Another first for 2014 will be the Festival’s first-ever production of George and Ira Gershwin’s Crazy for You at the Festival Theatre. Directed and choreographed by Donna Feore, who helmed this season’s wildly popular production of Fiddler on the Roof, this high-energy musical features such well-known songs I’ve Got Rhythm and Embraceable You.

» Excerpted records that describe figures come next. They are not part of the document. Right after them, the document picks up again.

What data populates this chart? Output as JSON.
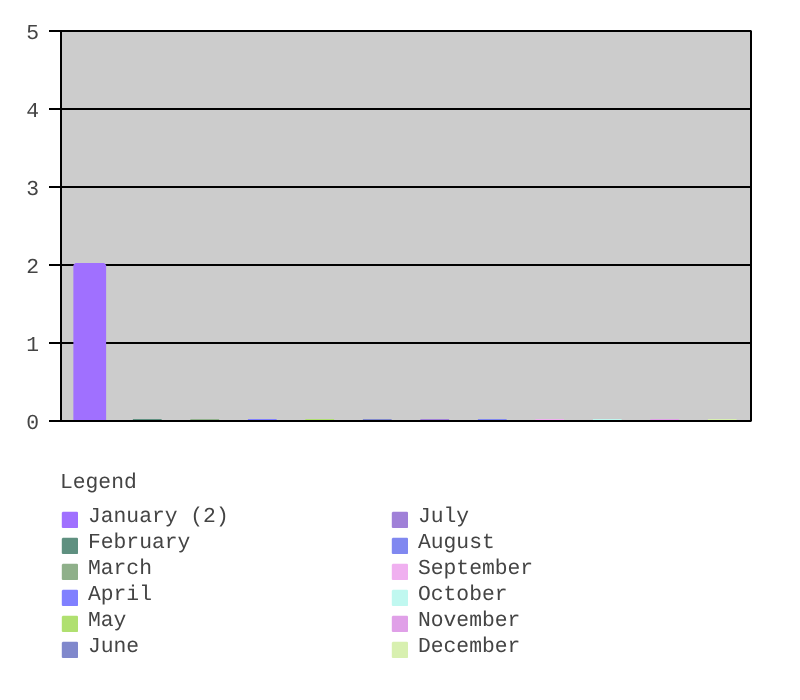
{
  "chart_data": {
    "type": "bar",
    "legend_title": "Legend",
    "categories": [
      null,
      null,
      null,
      null,
      null,
      null,
      null,
      null,
      null,
      null,
      null,
      null
    ],
    "series": [
      {
        "name": "January (2)",
        "color": "#a070ff",
        "values": [
          2,
          null,
          null,
          null,
          null,
          null,
          null,
          null,
          null,
          null,
          null,
          null
        ]
      },
      {
        "name": "February",
        "color": "#5f9080",
        "values": [
          null,
          0,
          null,
          null,
          null,
          null,
          null,
          null,
          null,
          null,
          null,
          null
        ]
      },
      {
        "name": "March",
        "color": "#8fb08a",
        "values": [
          null,
          null,
          0,
          null,
          null,
          null,
          null,
          null,
          null,
          null,
          null,
          null
        ]
      },
      {
        "name": "April",
        "color": "#8080ff",
        "values": [
          null,
          null,
          null,
          0,
          null,
          null,
          null,
          null,
          null,
          null,
          null,
          null
        ]
      },
      {
        "name": "May",
        "color": "#b0e070",
        "values": [
          null,
          null,
          null,
          null,
          0,
          null,
          null,
          null,
          null,
          null,
          null,
          null
        ]
      },
      {
        "name": "June",
        "color": "#8088cc",
        "values": [
          null,
          null,
          null,
          null,
          null,
          0,
          null,
          null,
          null,
          null,
          null,
          null
        ]
      },
      {
        "name": "July",
        "color": "#a080d8",
        "values": [
          null,
          null,
          null,
          null,
          null,
          null,
          0,
          null,
          null,
          null,
          null,
          null
        ]
      },
      {
        "name": "August",
        "color": "#8088f0",
        "values": [
          null,
          null,
          null,
          null,
          null,
          null,
          null,
          0,
          null,
          null,
          null,
          null
        ]
      },
      {
        "name": "September",
        "color": "#f0b0f0",
        "values": [
          null,
          null,
          null,
          null,
          null,
          null,
          null,
          null,
          0,
          null,
          null,
          null
        ]
      },
      {
        "name": "October",
        "color": "#c0f8f0",
        "values": [
          null,
          null,
          null,
          null,
          null,
          null,
          null,
          null,
          null,
          0,
          null,
          null
        ]
      },
      {
        "name": "November",
        "color": "#e0a0e8",
        "values": [
          null,
          null,
          null,
          null,
          null,
          null,
          null,
          null,
          null,
          null,
          0,
          null
        ]
      },
      {
        "name": "December",
        "color": "#d8f0b0",
        "values": [
          null,
          null,
          null,
          null,
          null,
          null,
          null,
          null,
          null,
          null,
          null,
          0
        ]
      }
    ],
    "ylim": [
      0,
      5
    ],
    "yticks": [
      0,
      1,
      2,
      3,
      4,
      5
    ],
    "grid": "y",
    "legend": "bottom",
    "tick_labels": "y"
  }
}
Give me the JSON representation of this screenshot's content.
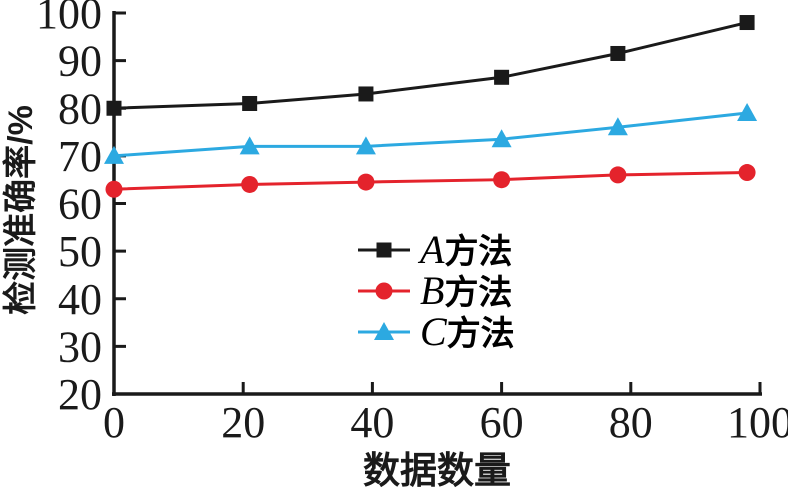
{
  "figure": {
    "background": "#ffffff",
    "axis_color": "#1a1a1a"
  },
  "chart_data": {
    "type": "line",
    "title": "",
    "xlabel": "数据数量",
    "ylabel": "检测准确率/%",
    "xlim": [
      0,
      100
    ],
    "ylim": [
      20,
      100
    ],
    "x_ticks": [
      0,
      20,
      40,
      60,
      80,
      100
    ],
    "y_ticks": [
      20,
      30,
      40,
      50,
      60,
      70,
      80,
      90,
      100
    ],
    "grid": false,
    "legend_position": "inside-center",
    "x": [
      0,
      21,
      39,
      60,
      78,
      98
    ],
    "series": [
      {
        "name": "A方法",
        "color": "#1a1a1a",
        "marker": "square",
        "values": [
          80,
          81,
          83,
          86.5,
          91.5,
          98
        ]
      },
      {
        "name": "B方法",
        "color": "#e4232c",
        "marker": "circle",
        "values": [
          63,
          64,
          64.5,
          65,
          66,
          66.5
        ]
      },
      {
        "name": "C方法",
        "color": "#2ca9e1",
        "marker": "triangle",
        "values": [
          70,
          72,
          72,
          73.5,
          76,
          79
        ]
      }
    ]
  }
}
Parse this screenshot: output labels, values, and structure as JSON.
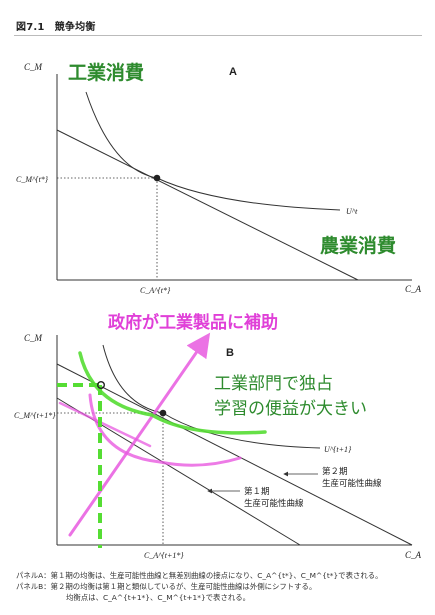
{
  "figure": {
    "title": "図7.1　競争均衡"
  },
  "panel_a": {
    "letter": "A",
    "y_axis_label": "C_M",
    "x_axis_label": "C_A",
    "y_star_label": "C_M^{t*}",
    "x_star_label": "C_A^{t*}",
    "curve_label": "U^t",
    "handwritten_top": "工業消費",
    "handwritten_right": "農業消費"
  },
  "panel_b": {
    "letter": "B",
    "y_axis_label": "C_M",
    "x_axis_label": "C_A",
    "y_star_label": "C_M^{t+1*}",
    "x_star_label": "C_A^{t+1*}",
    "curve_label": "U^{t+1}",
    "period2_label_line1": "第２期",
    "period2_label_line2": "生産可能性曲線",
    "period1_label_line1": "第１期",
    "period1_label_line2": "生産可能性曲線",
    "handwritten_top": "政府が工業製品に補助",
    "handwritten_middle_line1": "工業部門で独占",
    "handwritten_middle_line2": "学習の便益が大きい"
  },
  "caption": {
    "line1": "パネルA：第１期の均衡は、生産可能性曲線と無差別曲線の接点になり、C_A^{t*}、C_M^{t*}で表される。",
    "line2": "パネルB：第２期の均衡は第１期と類似しているが、生産可能性曲線は外側にシフトする。",
    "line3": "均衡点は、C_A^{t+1*}、C_M^{t+1*}で表される。"
  },
  "colors": {
    "axis": "#333333",
    "annotation_green": "#2e8b2e",
    "annotation_pink": "#e040d8",
    "marker_green": "#55dd33",
    "marker_pink": "#e85ae0"
  }
}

The rest of the 2014 line-up includes George Farquhar’s The Beaux’ Stratagem (Antoni Cimolino) at the Festival Theatre; Noël Coward’s Hay Fever (Alisa Palmer), the musical Man of La Mancha (directed by Robert McQueen and choreographed by Marc Kimelman), and James Reaney’s stage adaptation of Louis Carroll’s Alice Through the Looking-Glass (Jillian Keiley) at the Avon Theatre; Bertolt Brecht’s Mother Courage (Martha Henry) at the Tom Patterson; and Michel Marc Bouchard’s Christina, The Girl King (Vanessa Porteous) at The Studio Theatre. This production will mark the play’s English-language premiere, featuring a translation by Linda Gaboriau.
Cimolino said he’s excited about the various creative teams lined up to put the season together.
“What excites me about this playbill is it contains plays in which the protagonists are driven to extraordinary places,” he says.
“Extreme stakes lead to great drama.”